STRAINED HOSPITALITY: It was a sign of the destitution of the migrant workers interviewed in Ben Lynfield's story (this page) that they were not able to offer up a chair or the black coffee that is an integral part of the Palestinian ritual of receiving guests. "Nor were they able to extend their characteristic hospitality by offering fruits," says Ben.

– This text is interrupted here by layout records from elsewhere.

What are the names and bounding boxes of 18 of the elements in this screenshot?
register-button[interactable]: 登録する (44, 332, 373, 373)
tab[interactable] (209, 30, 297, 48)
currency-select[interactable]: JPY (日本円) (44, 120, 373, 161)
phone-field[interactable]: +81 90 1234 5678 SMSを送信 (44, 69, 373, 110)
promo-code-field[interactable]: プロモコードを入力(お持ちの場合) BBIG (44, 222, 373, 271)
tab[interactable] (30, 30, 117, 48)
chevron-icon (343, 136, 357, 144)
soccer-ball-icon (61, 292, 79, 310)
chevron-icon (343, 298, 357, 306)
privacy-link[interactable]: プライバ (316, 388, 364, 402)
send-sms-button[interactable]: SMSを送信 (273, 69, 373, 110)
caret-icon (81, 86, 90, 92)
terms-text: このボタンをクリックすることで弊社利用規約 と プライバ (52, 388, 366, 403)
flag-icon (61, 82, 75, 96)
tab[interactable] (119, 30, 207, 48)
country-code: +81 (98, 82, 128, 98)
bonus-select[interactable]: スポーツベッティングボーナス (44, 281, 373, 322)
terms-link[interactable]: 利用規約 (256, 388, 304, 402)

"A few days later, however, my host for a story in a southern West Bank town a fruit farmer sat behind two large piles of plums and said: 'I'll give you as many plums as you want, but you have to go pick them.' Due to Israel's strict military closure, the plum farmers in that town cannot get their produce to market, Ben explains, so much of the fruit is left on the trees.
CHILDHOOD MEMORIES: In reporting a story on efforts to lift low birth rates in Germany (page 1), reporter Isabelle de Pommereau thought of how different her own family's situation is back home in her native France and how different approaches to childrearing can be.
Isabelle grew up with six siblings, and all of her brothers and sisters now have at least four children. "And they don't hesitate to leave them at a friend's house or in day care which Germans rarely do," says Isabelle. "In Germany, there is a tendency to believe that it's not good to leave your child anywhere. It's just a different mentality."
The other big contrast? Size. "A family with four children you just don't find that here in Germany," says Isabelle.